Based on adjacent CFTC lawsuits against crypto companies, how likely are Binance and founder Changpeng Zhao to succeed at dismissing the lawsuit?
Would the lawsuit’s dismissal green light investors get back on the platform, bringing back over $1 billion lost in investments?
In March, the CFTC filed a lawsuit against Binance and CZ, claiming that the exchange operated as an illegal exchange with a “sham” compliance program.
The lawsuit claims that Binance and CZ committed “willful evasion” of U.S. law “while engaging in a calculated strategy of regulatory arbitrage to their commercial benefit.”
In his official response , company founder Changpeng Zhao stated, “Binance.com has developed best-in-class technology to ensure compliance. Binance.com is the first global (non-US) exchange to implement a mandatory KYC program, and remains today to have one of the highest standards in KYC and AML. We block US users by nationality (KYC), IP (including commonly used VPN endpoints outside of the US), mobile carrier, device fingerprints, bank deposit and withdrawals, blockchain deposits and withdrawals, credit card bin numbers, and more.”
He also added that “Upon an initial review, the complaint appears to contain an incomplete recitation of facts, and we do not agree with the characterization of many of the issues alleged in the complaint.”
Unlike the US Securities and Exchange Commission (SEC), the CFTC has yet to experience a landmark defeat in court.
Among the most notable cases of CFTC against a crypto company is a significant victory against Ooki DAO.
In June, U.S. District Judge William H. Orrick declared that Ooki DAO operated an illegal trading platform and unlawfully acted as an unregistered futures commission merchant (FCM).
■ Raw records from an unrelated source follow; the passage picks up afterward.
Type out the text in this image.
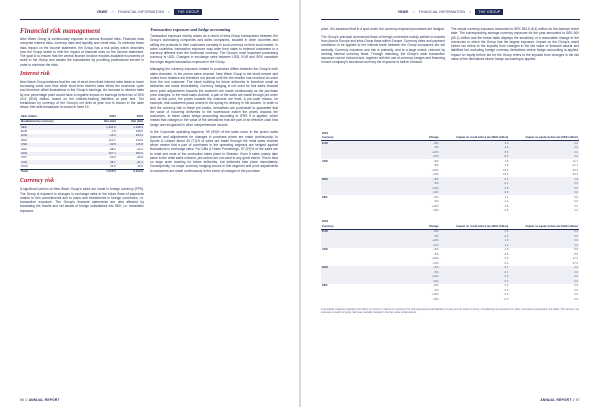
VBWE // FINANCIAL INFORMATION //	THE GROUP
Financial risk management

New Wave Group is continuously exposed to various financial risks. Financial risks comprise interest risks, currency risks and liquidity and credit risks. To minimize these risks impact on the income statement, the Group has a risk policy which describes how the Group seeks to limit the impact of financial risks on the income statement. The goal is to ensure that the central finance function exploits available economies of scale in the Group and assists the subsidiaries by providing professional service in order to minimize the risks.

Interest risk

New Wave Group believes that the use of short-term fixed interest rates leads to lower borrowing costs over time while short-term interest rates follow the economic cycle and therefore offset fluctuations in the Group's earnings. An increase in interest rates by one percentage point would have a negative impact on earnings before tax of SEK 24.5 (30.8) million, based on the interest-bearing liabilities at year end. The breakdown by currency of the Group's net debt at year end is shown in the table below. Net debt breakdown is shown in Note 19.

SEK million	2024	2023
Breakdown by currency	Net debt	Net debt
SEK	1,364.0	1,198.4
EUR	-7.5	238.5
NOK	-16.3	104.3
DKK	110.7	144.6
USD	-63.5	115.8
CHF	-38.6	-20.2
HKD	107.1	363.3
CNY	-22.6	-30.8
CAD	48.7	-31.4
Other	24.8	33.6
Total	1,515.5	2,153.9
Currency risk

A significant portion of New Wave Group's sales are made in foreign currency (FPS). The Group is exposed to changes in exchange rates in the future flows of payments related to firm commitments and to loans and investments in foreign currencies, i.e. transaction exposure. The Group's financial statements are also affected by translating the results and net assets of foreign subsidiaries into SEK, i.e. translation exposure.

Transaction exposure and hedge accounting

Transaction exposure mainly arises as a result of intra-Group transactions between the Group's purchasing companies and sales companies, situated in other countries and selling the products to their customers normally in local currency on their local market. In some countries, transaction exposure may arise from sales to external customers in a currency different from the functional currency. The Group's most important purchasing currency is USD. Changes in exchange rates between USD, EUR and SEK constitute the single largest transaction exposure in the Group.

Managing the currency exposure related to purchases differs between the Group's both sales channels. In the promo sales channel, New Wave Group is the stock keeper and orders from retailers are therefore not placed until the the reseller has received an order from the end customer. The stock building for future deliveries is therefore small as deliveries are made immediately. Currency hedging is not used for this sales channel since price adjustments towards the customer are made continuously as the purchase price changes. In the retail sales channel, a part of the sales are made through pre-order and, at this point, the prices towards the customer are fixed. A pre-order means, for example, that customers place orders in the spring for delivery in the autumn. In order to limit the currency risk in these pre-orders, derivatives are purchased to guarantee that the value of incoming deliveries to the warehouse match the prices towards the customers. In these cases hedge accounting according to IFRS 9 is applied, which means that changes in the value of the derivatives that are part of an effective cash flow hedge are recognized in other comprehensive income.

In the Corporate operating segment, 99 (99)% of the sales occur in the promo sales channel and adjustments for changes in purchase prices are made continuously. In Sports & Leisure about 49 (71)% of sales are made through the retail sales channel which means that a part of purchases in the operating segment are hedged against fluctuations in exchange rates. For Gifts & Home Furnishings, 97 (97)% of the sales are to retail and most of the production takes place in Sweden. Even if sales mainly take place to the retail sales channel, pre-orders are not used to any great extent. This is thus no large order backlog for future deliveries, but deliveries take place immediately. Consequently, no major currency hedging occurs in this segment and price adjustments to customers are made continuously in the event of changes in the purchase

96 // ANNUAL REPORT
VBWE // FINANCIAL INFORMATION //	THE GROUP

price. It is assessed that in a spot-order, the currency-exposed purchases are hedged.

The Group's principal commercial flows of foreign currencies mainly pertain to imports from Asia to Europe and intra-Group flows within Europe. Currency rates and payment conditions to be applied to the internal trade between the Group companies are set centrally. Currency exposure and risk is primarily, and to a large extent, reduced by working internal currency flows. Through matching, the Group's main transaction exposure can be reduced and, together with the use of currency hedges and financing in each company's functional currency the exposure is further reduced.

The actual currency exposure amounted to SEK 354.6 (6.4) million on the balance sheet date. The corresponding average currency exposure for the year amounted to SEK 609 (60.1) million and the below table displays the sensitivity of a reasonable change in the currencies in which the Group has the largest exposure. Impact on the Group's result before tax refers to the impacts from changes in the fair value of financial assets and liabilities but excluding foreign currency derivatives where hedge accounting is applied. Impact on equity before tax for the Group refers to the impacts from changes in the fair value of the derivatives where hedge accounting is applied.

2024			
Currency	Change	Impact on result before tax (SEK million)	Impact on equity before tax (SEK million)
EUR	+5%	4.3	0.0
	-5%	-4.3	0.0
	+10%	8.6	0.0
	-10%	-8.6	0.0
USD	+5%	7.8	11.7
	-5%	-7.8	-11.7
	+10%	15.6	23.4
	-10%	-15.6	-23.4
NOK	+5%	0.4	0.0
	-5%	-0.4	0.0
	+10%	0.8	0.0
	-10%	-0.8	0.0
SEK	+5%	1.4	0.0
	-5%	-1.4	0.0
	+10%	2.8	0.0
	-10%	-2.8	0.0
2023			
Currency	Change	Impact on result before tax (SEK million)	Impact on equity before tax (SEK million)
EUR	+5%	0.5	0.0
	-5%	-0.5	0.0
	+10%	1.0	0.0
	-10%	-1.0	0.0
USD	+5%	2.8	8.8
	-5%	-2.8	-8.8
	+10%	5.6	17.6
	-10%	-5.6	-17.6
NOK	+5%	0.1	0.0
	-5%	-0.1	0.0
	+10%	0.2	0.0
	-10%	-0.2	0.0
SEK	+5%	0.3	0.0
	-5%	-0.3	0.0
	+10%	0.6	0.0
	-10%	-0.6	0.0

A sensitivity analysis regarding the effect on income is based on exposure for financial assets and liabilities at year end for each currency, considering net exposure for other currencies presented in the table. The Group's net exposure in each currency has been partially hedged in the fair value of derivatives.

ANNUAL REPORT // 97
As a result, Ooki DAO was ordered to pay a penalty of $643,542, cease its operations permanently, and shut down its website effective immediately.
“The founders created the Ooki DAO with an evasive purpose, and with the explicit goal of operating an illegal trading platform without legal accountability,” reported CFTC Division of Enforcement Director Ian McGinley.
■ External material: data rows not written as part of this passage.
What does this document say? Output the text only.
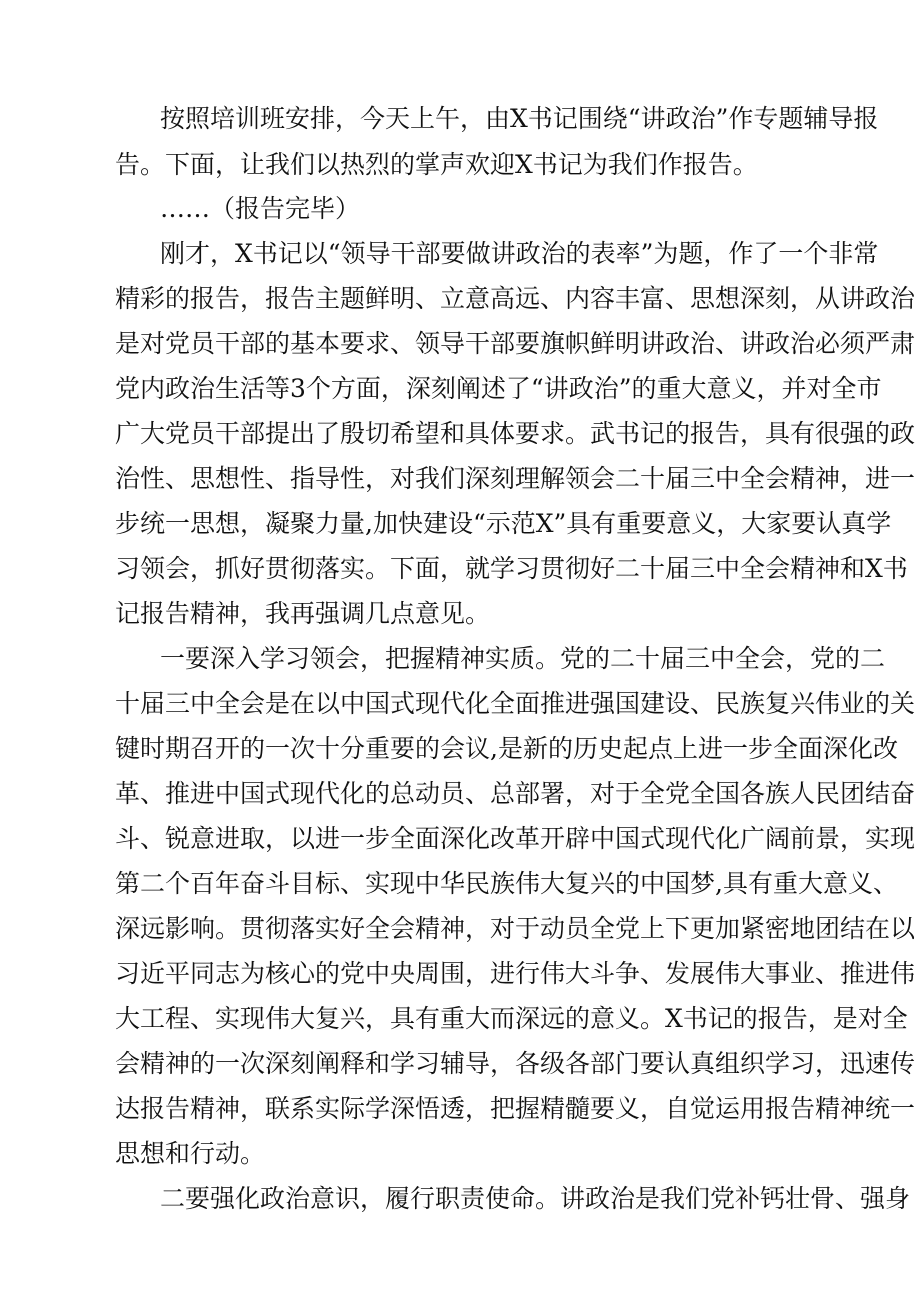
按照培训班安排，今天上午，由X书记围绕“讲政治”作专题辅导报

告。下面，让我们以热烈的掌声欢迎X书记为我们作报告。

……（报告完毕）

刚才，X书记以“领导干部要做讲政治的表率”为题，作了一个非常

精彩的报告，报告主题鲜明、立意高远、内容丰富、思想深刻，从讲政治

是对党员干部的基本要求、领导干部要旗帜鲜明讲政治、讲政治必须严肃

党内政治生活等3个方面，深刻阐述了“讲政治”的重大意义，并对全市

广大党员干部提出了殷切希望和具体要求。武书记的报告，具有很强的政

治性、思想性、指导性，对我们深刻理解领会二十届三中全会精神，进一

步统一思想，凝聚力量,加快建设“示范X”具有重要意义，大家要认真学

习领会，抓好贯彻落实。下面，就学习贯彻好二十届三中全会精神和X书

记报告精神，我再强调几点意见。

一要深入学习领会，把握精神实质。党的二十届三中全会，党的二

十届三中全会是在以中国式现代化全面推进强国建设、民族复兴伟业的关

键时期召开的一次十分重要的会议,是新的历史起点上进一步全面深化改

革、推进中国式现代化的总动员、总部署，对于全党全国各族人民团结奋

斗、锐意进取，以进一步全面深化改革开辟中国式现代化广阔前景，实现

第二个百年奋斗目标、实现中华民族伟大复兴的中国梦,具有重大意义、

深远影响。贯彻落实好全会精神，对于动员全党上下更加紧密地团结在以

习近平同志为核心的党中央周围，进行伟大斗争、发展伟大事业、推进伟

大工程、实现伟大复兴，具有重大而深远的意义。X书记的报告，是对全

会精神的一次深刻阐释和学习辅导，各级各部门要认真组织学习，迅速传

达报告精神，联系实际学深悟透，把握精髓要义，自觉运用报告精神统一

思想和行动。

二要强化政治意识，履行职责使命。讲政治是我们党补钙壮骨、强身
“This decision should serve as a wake-up call to anyone who believes they can circumvent the law by adopting a DAO structure, intending to insulate themselves from law enforcement and ultimately putting the public at risk.”
The CFTC also landed a sweeping win against Patrick McDonnell, who pleaded guilty to defrauding investors under the guise of using their funds to invest in cryptocurrencies back in 2019.
Given the CFTC’s near-flawless record of triumphs against crypto companies it deemed as “scams’, Binance is definitely facing an uphill battle in its attempt to dismiss its own case.
Moreover, Binance has already lost over $1.6 billion in investments as a result of the CFTC’s case. There isn’t a shred of doubt that Binance, CZ, and the former Chief Compliance Officer Samuel Lim would like to dismiss the CFTC case against it, most importantly to rebuild investors’ trust in the platform, but also to have one less legal issue to address.
Binance is already facing litigation from the SEC which includes thirteen lawsuits alleging serious violations, including commingling customer funds and wash trading.
CCN reached out for a statement on the matter, but Binance has yet to offer an official response.